DUBAI (Reuters) – Iran has been holding talks with Afghanistan’s Taliban with the knowledge of the Afghan government, a senior Iranian security official was quoted by the official news agency IRNA as saying on Wednesday during a visit to Kabul.
The news came days after reports last week of talks between US and Taliban officials over proposals for a ceasefire in Afghanistan and a future withdrawal of foreign troops ahead of possible peace negotiations.
Talks between Iran and the Taliban were held “to help curb the security problems in Afghanistan,” Ali Shamkhani, secretary of Iran’s Supreme National Security Council, was quoted by IRNA as saying.
“All contacts and talks with the Taliban group have been with the knowledge of Afghanistan’s government and this process will continue,” he said, but he gave no further details.
Majority-Shiite Iran has long had close ties to the Shiites in neighboring Afghanistan whose militias have fought the Taliban’s Sunni militants.
But in recent months Afghan officials have accused Tehran, which the United States says is trying to extend its influence in western Afghanistan, of providing the Taliban with money, weapons and explosives. Tehran denies that.

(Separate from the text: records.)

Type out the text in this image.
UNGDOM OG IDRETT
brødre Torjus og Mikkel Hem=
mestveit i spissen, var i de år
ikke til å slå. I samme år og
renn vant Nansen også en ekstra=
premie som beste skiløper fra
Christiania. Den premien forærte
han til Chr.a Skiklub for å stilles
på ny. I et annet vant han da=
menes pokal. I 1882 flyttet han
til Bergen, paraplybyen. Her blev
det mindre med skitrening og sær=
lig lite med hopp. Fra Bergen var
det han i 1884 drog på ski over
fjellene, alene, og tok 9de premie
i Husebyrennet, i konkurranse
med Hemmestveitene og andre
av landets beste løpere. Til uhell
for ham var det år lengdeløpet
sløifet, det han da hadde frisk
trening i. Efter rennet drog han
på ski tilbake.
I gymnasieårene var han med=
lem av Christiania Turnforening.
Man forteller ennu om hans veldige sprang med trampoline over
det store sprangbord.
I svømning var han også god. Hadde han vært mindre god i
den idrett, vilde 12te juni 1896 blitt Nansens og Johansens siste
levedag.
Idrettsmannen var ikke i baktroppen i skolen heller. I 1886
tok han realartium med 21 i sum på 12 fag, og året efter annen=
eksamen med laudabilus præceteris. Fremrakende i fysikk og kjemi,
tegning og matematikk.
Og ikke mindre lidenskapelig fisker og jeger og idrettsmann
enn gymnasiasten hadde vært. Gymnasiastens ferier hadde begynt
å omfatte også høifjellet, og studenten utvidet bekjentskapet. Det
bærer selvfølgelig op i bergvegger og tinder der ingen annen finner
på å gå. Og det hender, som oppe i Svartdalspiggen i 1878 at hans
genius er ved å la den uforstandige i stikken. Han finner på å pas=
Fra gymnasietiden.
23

Earlier this month, Afghan forces abandoned a remote western district bordering Iran, leaving the area to the Taliban after the government failed to resupply troops stationed there.
In November, the United States displayed pieces of what it said were Iranian weapons supplied to militants in Yemen and Afghanistan, a move by Washington to pressure Tehran to curb its regional activities. Iran denies supplying arms to the militants.
In October, the United States accused Iran of providing military training, financing and weapons to the Taliban and targeted sanctions against eight individuals, including two linked to the Quds Force, an elite paramilitary group serving under the Iranian Revolutionary Guard Corps. Tehran denies the accusations.